NEW YORK (AdAge.com) — Imagine a world where only half of the visitors to FoxSports.com had watched a sporting event in the past week, or where students comprised less than 5% of visitors to MTV.com.
That’s the new world publishers are facing as a result of changes the Nielsen Co. is making to its @Plan service, one of the most oft-used systems agencies use to slice and dice online audiences by age, demographics and psychographics — and target them with some of the online world’s $7.6 billion in U.S. advertising dollars, a figure that excludes search.
In October, Nielsen told clients that it was going to change its methodology for @Plan, including more than tripling the number of sites included in the data, and shifting from a questionnaire to electronic meters to determine who had visited which sites. It also lowered the minimum size of a sample on which it collects data to 50 from 200.
Nielsen still uses quarterly surveys to determine offline behaviour, and this is combined with electronic measurement to come up with the new data. Theoretically, the changes would produce much more granular results and perhaps remove an inherent bias toward well-known brands.

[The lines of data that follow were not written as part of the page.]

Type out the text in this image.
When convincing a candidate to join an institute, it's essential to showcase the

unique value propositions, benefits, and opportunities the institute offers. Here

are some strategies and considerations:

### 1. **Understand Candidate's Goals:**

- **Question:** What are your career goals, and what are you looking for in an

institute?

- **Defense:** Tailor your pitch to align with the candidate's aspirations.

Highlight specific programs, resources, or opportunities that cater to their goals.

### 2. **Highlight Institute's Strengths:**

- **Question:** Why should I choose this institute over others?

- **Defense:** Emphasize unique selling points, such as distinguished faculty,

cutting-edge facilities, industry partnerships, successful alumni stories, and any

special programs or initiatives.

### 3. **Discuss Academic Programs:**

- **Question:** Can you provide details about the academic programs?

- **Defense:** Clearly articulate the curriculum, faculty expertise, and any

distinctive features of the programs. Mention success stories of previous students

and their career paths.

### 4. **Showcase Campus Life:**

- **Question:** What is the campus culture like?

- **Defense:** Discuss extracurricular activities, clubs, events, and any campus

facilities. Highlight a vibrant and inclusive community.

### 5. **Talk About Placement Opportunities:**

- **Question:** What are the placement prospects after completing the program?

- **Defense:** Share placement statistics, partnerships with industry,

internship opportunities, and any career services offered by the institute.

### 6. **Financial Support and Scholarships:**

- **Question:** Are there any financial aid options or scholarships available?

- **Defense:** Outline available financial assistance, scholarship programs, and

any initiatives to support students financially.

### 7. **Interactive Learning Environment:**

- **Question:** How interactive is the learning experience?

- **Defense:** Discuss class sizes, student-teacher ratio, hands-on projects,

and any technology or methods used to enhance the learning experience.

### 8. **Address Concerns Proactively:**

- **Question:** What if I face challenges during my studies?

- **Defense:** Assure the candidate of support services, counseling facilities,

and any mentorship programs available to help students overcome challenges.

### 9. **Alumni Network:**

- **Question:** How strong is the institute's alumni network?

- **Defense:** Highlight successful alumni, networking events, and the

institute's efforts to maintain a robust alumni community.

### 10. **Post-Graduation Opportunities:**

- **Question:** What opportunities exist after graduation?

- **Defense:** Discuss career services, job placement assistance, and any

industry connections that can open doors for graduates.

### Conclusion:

The new system is still in beta, and Nielsen is giving publishers time to work with it before it becomes de facto currency in February. But some big sites are getting a shock and seeing wide swings from what the old data said about their audiences.
Multiple publishers passed along data they consider suspect from the @Plan system. Among them: The old data said 76% of FoxSports.com audiences had watched a game on TV in the previous week. The new numbers say just 50%. The old @Plan data had 11.1% of MTV.com visitors identified as students; the new data say just 4.5%.
It gets more striking: Under the old system, 32% of People.com visitors also read the magazine. The new data say just 8% had read the magazine the prior week.
Other sites experiencing big swings in some of their core numbers include Johnson & Johnson’s Babycenter, CBS’s Gamespot, NBC’s iVillage, Time Warner’s TMZ.com, Disney’s ESPN.com and Oprah.com, according to an exec who analysed the data, but he added that you don’t have to look too deep to see discrepancies.
There are other services that link online demographics to offline activities, but none as widely used or trusted by planners as Nielsen’s @Plan. When agency buyers are putting together a media plan, they’ll check @Plan for the top sites reaching their target audience — and then buy those sites.
Nielsen declined to comment on the new @Plan results except to say that the changes are still in beta and the company is consulting with clients to work out whatever kinks may exist. Several executives at publishers contacted by Ad Age said they had meetings scheduled with Nielsen to go over the results.
One observer chalked it up to the fact that when you mix surveys with electronic collection, strange things can happen to the data. It could also be true that the electronic measurement is revealing the small sites are getting a lot more traffic that previously thought.
Still, one said the numbers shouldn’t change substantially from the system the industry has been using for the past decade. “We assumed the data would be more or less directionally accurate,” the exec said. “But the data is moving in the opposite direction.”
Initially, Nielsen had hoped to have the new system in place by November, but that’s been pushed out to February, allowing for more time to listen to clients and to get the system right.
It’s a sensitive issue for publishers, already under pressure in a tight ad market and desperate to set themselves apart in front of marketers.
Andrea Kerr Redniss, managing director at Publicis’ Optimedia, said agencies probably won’t notice the change, unless it’s severe. “On the agency side if they are still in the top five we wouldn’t really take notice,” she said. “Sites are all claiming to be No. 1 if you cut the data some way, so if they fell a bit we would have just assumed we pulled the data differently.”